My sailors didn't wake up yet, sleeping in tents around the docks. Did they even start the repairs?
They stripped down the ship's hull, and I can see all the holes, but they didn't fix them.
I better take matters into my own hands then. And we have a forest nearby.
"It should be easy to find the materials we need." But rebuilding the ship or changing the damaged planks would take too long. I need something better and faster.
Wandering into the woods, I notice some buzzing. It's a beehive on a tall pine tree surrounded by oaks. This gives me an idea. Beeswax mixed with pine resin makes an excellent adhesive.
I gather some oak leaves before returning for tools, then light them on fire. It burns with a thick grey smoke and I use it to drive out the bees and take down their hive.
They build their honeycombs from their wax, and the honey is a nice extra. While I can't use it for the adhesive, it would be a shame to waste it, so I collect them into a container.
I have to grind the honeycombs and heat them to get the wax.
In the meantime, I scratch some resin off the pine and mix it over the fire to make as much glue as possible.
And I need loads. The sailors only begin to stir after I return, and I get them to work.
"Sand down the ship's hull and gather the sawdust together." This will give me the next ingredient and make the ship lighter, but there's still one more thing.
Ochre. I could skip it, but it will make the adhesive even stronger. It should be abundant on the market. The Mycenaean Greeks used it often for coloring, it's iron pigments, and sand.
Finding the right vendor is easy, and I drive a hard bargain to get some for the honey I collected.
It still costs me a lot, as I run into my destiny again. Damn it, there's no escaping it.
"Lord Odysseus, good morning." The smokey voice, even more hoarse than yesterday greets me.
It's Penelope in the flesh, and she's as beautiful as I remembered. And look who's there?
"Good morning, My Lady." Trying my best not to panic, I bow to the Spartan princess. "I wondered where my owl went, but it looks like it found a better host."
"It's a she." She pets Glauca sitting on her shoulder, and what a shoulder it is.
She wears a simple tunic, which might count as a chiton too, but it's longer than mine.

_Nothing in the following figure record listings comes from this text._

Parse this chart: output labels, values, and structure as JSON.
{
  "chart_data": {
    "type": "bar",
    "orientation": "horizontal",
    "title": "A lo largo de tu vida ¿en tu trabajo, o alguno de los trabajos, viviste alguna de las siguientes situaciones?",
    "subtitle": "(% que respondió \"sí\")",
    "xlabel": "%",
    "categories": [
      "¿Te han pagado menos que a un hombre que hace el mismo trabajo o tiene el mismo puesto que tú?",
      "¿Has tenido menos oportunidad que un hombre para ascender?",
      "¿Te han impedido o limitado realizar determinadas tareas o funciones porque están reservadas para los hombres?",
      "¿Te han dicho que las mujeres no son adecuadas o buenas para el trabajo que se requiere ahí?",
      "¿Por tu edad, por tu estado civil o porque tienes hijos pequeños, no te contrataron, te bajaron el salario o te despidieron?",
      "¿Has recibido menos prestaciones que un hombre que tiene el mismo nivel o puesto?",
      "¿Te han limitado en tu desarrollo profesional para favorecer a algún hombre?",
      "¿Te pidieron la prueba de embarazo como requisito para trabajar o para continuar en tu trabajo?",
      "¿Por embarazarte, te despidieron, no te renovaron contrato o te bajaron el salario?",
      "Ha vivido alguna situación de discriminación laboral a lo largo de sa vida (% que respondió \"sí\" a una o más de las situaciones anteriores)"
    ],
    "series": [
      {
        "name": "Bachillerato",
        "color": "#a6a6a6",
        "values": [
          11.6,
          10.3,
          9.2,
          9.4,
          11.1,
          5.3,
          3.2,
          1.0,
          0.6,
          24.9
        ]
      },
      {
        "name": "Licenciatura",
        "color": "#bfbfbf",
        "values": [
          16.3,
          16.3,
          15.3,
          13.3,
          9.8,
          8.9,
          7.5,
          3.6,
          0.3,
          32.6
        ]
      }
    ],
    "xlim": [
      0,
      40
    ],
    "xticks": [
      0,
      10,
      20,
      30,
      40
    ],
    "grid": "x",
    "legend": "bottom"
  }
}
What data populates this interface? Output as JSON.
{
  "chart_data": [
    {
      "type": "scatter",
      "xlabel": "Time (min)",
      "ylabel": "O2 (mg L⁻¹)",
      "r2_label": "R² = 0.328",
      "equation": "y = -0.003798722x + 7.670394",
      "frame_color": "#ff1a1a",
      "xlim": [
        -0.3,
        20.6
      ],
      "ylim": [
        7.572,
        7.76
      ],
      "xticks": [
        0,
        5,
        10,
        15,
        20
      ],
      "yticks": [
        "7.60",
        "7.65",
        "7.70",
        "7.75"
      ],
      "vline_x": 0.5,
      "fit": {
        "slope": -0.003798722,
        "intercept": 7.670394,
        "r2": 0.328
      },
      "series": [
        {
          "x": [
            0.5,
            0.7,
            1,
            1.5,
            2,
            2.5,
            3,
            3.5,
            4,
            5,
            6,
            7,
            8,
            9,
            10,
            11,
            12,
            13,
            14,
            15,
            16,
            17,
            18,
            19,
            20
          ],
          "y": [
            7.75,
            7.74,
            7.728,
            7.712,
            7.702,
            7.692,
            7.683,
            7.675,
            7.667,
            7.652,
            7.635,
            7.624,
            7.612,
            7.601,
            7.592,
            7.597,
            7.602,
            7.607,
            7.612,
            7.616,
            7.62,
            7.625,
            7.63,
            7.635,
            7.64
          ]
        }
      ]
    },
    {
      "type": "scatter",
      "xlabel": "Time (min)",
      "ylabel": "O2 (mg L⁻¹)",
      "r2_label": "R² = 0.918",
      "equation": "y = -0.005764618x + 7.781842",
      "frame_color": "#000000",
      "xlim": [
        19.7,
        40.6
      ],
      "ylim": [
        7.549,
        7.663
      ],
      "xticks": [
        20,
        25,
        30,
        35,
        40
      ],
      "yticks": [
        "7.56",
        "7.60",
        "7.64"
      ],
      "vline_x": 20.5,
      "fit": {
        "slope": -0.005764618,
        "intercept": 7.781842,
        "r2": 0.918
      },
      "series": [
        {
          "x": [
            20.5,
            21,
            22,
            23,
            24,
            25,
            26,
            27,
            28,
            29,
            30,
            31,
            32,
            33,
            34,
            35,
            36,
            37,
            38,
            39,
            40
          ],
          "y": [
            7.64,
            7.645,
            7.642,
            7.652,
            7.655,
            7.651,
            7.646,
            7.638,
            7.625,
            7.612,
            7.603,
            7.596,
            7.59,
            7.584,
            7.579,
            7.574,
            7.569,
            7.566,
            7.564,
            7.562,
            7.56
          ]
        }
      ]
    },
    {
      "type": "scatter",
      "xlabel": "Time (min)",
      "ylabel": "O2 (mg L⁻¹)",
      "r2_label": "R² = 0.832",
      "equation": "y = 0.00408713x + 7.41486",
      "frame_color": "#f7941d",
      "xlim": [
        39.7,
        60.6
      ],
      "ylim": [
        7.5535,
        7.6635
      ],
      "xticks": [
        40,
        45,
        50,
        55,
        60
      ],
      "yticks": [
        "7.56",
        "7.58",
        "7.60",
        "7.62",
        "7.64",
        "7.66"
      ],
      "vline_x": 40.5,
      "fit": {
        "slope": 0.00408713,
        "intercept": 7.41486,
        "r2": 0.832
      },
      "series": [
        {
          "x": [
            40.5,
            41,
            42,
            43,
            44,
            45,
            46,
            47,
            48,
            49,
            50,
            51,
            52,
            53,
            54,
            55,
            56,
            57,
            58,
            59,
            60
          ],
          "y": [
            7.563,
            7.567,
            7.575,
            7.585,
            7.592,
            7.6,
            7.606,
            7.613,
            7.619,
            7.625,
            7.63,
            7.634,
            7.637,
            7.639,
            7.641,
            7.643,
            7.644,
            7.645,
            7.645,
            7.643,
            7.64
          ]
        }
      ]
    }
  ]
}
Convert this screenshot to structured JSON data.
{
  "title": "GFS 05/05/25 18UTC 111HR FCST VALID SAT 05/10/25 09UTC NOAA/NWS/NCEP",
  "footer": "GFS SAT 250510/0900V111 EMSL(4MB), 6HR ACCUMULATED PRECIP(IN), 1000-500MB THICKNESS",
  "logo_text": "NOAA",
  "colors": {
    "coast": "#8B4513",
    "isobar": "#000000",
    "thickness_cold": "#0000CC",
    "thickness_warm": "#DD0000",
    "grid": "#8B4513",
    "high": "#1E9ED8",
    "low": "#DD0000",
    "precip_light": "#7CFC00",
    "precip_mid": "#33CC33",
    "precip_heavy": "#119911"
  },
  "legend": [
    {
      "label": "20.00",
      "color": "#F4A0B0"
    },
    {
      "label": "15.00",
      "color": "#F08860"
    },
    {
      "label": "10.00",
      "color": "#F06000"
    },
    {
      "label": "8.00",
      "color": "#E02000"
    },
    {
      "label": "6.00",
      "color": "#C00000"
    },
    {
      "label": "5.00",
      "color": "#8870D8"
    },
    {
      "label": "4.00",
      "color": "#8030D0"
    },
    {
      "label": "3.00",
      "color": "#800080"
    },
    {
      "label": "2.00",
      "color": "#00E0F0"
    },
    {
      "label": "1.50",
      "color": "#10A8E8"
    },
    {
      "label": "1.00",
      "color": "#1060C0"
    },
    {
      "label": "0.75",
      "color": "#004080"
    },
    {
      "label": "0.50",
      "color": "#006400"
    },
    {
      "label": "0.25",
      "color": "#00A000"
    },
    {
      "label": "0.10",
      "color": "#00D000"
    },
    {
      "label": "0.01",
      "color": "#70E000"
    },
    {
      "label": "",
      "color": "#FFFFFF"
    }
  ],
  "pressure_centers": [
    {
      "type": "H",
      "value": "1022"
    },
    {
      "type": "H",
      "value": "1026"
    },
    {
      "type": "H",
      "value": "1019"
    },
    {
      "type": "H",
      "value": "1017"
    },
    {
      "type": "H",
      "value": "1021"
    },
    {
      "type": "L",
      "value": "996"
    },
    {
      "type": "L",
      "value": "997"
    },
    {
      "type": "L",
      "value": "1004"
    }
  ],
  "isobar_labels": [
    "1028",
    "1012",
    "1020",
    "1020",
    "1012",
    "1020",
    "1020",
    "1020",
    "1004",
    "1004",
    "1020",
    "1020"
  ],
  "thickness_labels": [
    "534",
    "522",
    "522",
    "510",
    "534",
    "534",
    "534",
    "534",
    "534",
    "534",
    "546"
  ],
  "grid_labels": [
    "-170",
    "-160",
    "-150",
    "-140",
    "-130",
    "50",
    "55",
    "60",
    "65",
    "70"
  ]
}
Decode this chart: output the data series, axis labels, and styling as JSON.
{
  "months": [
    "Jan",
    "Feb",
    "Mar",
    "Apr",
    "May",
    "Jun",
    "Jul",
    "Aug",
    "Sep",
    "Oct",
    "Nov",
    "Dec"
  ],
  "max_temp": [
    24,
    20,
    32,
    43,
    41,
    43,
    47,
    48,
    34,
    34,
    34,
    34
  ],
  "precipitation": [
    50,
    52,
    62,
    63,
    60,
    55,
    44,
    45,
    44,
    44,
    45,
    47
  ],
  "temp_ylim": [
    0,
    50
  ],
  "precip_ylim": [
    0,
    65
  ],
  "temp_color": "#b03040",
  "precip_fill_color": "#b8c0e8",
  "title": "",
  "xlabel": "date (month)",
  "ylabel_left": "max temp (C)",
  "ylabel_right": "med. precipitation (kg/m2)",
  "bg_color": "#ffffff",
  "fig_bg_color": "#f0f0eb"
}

It looks better on her too.
"I suspected, but Athena didn't say, and I'm not a bird expert."
It doesn't matter anyway, I'm going to strangle that owl to death.
Look at her smug face, it's almost like she's smiling.
"But please tell me something, princess. How did you and everyone recognize this bird?" It's as good an opportunity to ask as any, and there is an urge to make her talk a little longer.
"Well, the blue aura around her is quite a giveaway." She hovers her beautiful hand around the bird, her giggle sounding like a song from the heavens. There is no blue aura though. None.
"I don't see it." And no, squinting doesn't help either.
Is it because I'm from the future? Or am I blind to these mythical things?
Well, I can see this angel without an issue.
No, that is the issue.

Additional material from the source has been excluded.